In civilized politics hatred usually expresses itself by saying things which would appear quite harmless on paper (the words are not offensive) but in such a voice, or at such a moment, that they are not far from a blow in the face. To keep this game up you … must see to it that each of these two fools has a sort of double standard. Your partisans must demand that all their utterances are to be taken at their face value and judged simply on the actual words, while at the same time judging all their opponents’ utterances with the fullest and most oversensitive interpretation of the tone and the context and the suspected intention. Their opponents’ partisans must be encouraged to do the same to him. Hence from every quarrel they can both go away convinced, or very nearly convinced, that they are quite innocent … Once this habit is well established you have the delightful situation of both sides saying things with the express purpose of offending and yet having a grievance when offense is taken.

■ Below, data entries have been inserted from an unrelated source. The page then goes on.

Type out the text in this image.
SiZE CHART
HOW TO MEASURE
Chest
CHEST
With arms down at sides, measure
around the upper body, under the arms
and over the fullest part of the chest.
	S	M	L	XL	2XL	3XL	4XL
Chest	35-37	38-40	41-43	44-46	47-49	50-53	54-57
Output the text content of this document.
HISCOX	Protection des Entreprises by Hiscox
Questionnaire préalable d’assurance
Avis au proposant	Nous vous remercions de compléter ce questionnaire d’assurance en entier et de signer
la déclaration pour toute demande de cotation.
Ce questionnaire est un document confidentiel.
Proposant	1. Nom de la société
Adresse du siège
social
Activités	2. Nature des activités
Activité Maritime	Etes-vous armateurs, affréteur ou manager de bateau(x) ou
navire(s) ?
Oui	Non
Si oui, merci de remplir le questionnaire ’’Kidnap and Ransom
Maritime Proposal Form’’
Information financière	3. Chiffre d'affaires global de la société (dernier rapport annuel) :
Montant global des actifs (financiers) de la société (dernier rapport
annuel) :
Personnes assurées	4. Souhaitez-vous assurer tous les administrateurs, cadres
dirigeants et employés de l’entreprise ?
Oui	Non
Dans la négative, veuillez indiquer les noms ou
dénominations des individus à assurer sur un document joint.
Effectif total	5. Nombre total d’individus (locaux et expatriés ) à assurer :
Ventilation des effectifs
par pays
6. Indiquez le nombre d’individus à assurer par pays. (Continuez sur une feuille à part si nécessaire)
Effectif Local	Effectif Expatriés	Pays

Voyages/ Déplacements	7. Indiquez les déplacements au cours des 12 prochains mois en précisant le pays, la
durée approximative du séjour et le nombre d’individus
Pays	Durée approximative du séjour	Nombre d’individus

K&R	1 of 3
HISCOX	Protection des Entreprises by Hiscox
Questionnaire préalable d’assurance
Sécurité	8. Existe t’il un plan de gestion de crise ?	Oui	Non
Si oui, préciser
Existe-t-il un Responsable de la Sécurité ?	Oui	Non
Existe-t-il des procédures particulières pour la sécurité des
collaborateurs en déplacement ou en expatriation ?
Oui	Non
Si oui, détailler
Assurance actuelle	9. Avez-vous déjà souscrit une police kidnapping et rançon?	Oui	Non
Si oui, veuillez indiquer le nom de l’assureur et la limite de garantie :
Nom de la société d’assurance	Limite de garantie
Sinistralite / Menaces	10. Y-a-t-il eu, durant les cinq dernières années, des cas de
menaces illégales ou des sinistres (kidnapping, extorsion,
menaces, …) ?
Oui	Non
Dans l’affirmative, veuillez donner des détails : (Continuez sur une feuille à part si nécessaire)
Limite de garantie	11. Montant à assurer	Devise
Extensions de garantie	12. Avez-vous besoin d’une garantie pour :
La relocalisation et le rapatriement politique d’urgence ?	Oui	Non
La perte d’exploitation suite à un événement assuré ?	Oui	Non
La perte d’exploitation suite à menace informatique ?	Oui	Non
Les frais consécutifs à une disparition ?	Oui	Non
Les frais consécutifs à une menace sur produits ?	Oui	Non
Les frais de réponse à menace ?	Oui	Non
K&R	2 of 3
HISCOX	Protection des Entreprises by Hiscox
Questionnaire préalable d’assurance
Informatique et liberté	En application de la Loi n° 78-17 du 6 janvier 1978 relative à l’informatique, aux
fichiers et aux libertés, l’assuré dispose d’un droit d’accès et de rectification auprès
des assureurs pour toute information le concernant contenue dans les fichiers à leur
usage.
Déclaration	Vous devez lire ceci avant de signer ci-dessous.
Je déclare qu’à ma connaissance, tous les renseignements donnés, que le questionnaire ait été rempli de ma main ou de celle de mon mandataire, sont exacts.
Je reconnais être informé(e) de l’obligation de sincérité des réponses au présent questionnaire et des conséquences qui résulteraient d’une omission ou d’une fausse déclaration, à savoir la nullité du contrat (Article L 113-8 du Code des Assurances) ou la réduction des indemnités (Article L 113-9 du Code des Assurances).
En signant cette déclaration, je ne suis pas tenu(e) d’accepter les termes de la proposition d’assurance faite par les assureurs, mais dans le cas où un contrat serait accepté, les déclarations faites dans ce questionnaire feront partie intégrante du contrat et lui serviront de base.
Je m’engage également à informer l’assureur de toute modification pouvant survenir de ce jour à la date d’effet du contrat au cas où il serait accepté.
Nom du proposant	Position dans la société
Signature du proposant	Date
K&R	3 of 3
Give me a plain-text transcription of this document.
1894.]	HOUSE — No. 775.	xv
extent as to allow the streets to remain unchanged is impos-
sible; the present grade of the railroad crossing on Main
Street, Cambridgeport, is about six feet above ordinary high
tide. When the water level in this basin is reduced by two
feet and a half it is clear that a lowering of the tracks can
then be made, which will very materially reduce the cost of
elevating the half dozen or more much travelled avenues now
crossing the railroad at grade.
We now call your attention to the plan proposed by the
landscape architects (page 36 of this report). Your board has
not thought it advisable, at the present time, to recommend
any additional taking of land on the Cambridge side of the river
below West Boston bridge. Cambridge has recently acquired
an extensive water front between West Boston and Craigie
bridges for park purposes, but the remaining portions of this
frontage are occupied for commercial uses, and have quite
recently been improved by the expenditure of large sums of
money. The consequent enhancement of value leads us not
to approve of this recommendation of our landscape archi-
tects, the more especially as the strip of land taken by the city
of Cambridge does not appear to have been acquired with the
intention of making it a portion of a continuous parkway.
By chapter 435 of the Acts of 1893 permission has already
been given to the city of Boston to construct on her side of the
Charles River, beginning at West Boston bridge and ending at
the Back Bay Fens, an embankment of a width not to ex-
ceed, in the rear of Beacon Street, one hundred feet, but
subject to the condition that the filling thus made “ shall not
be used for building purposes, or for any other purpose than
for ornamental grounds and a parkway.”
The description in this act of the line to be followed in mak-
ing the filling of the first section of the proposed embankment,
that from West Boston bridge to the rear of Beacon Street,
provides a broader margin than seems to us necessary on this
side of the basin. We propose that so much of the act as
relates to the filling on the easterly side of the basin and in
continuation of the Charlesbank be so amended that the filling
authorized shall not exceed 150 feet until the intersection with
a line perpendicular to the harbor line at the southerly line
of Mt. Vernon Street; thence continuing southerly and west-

Lewis seems to have hit the current state of politics on the head. Screwtape politics has intensified. Unfortunately, it may not reveal which initiatives truly advance the general welfare or who the most worthy candidates are. But at least it gives us insight into James Madison’s famous statement in Federalist 51: “If men were angels, no government would be necessary.”

Note

[1] Alterations from the original are indicated in italics. The original version is given below:

When two humans have lived together for many years, it usually happens that each has tones of voice and expressions of face which are almost unenduringly irritating to the other. Work on that. Bring fully into the consciousness of your patient that particular lift of his mother’s eyebrows which he learned to dislike in the nursery, and let him think how much he dislikes it. Let him assume that she knows how annoying it is and does it to annoy — if you know your job he will not notice the immense improbability of the assumption. And, of course, never let him suspect that he has tones and looks which similarly annoy her.

In civilized life domestic hatred usually expresses itself by saying things which would appear quite harmless on paper (the words are not offensive) but in such a voice, or at such a moment, that they are not far from a blow in the face. To keep this game up you … must see to it that each of these two fools has a sort of double standard. Your patient must demand that all his utterances are to be taken at their face value and judged simply on the actual words, while at the same time judging all his mother=s utterances with the fullest and most oversensitive interpretation of the tone and the context and the suspected intention. She must be encouraged to do the same to him. Hence from every quarrel they can both go away convinced, or very nearly convinced, that they are quite innocent. You know the kind of thing: “I simply ask her what time dinner will be and she flies into a temper.” Once this habit is well established you have the delightful situation of a human saying things with the express purpose of offending and yet having a grievance when offence is taken.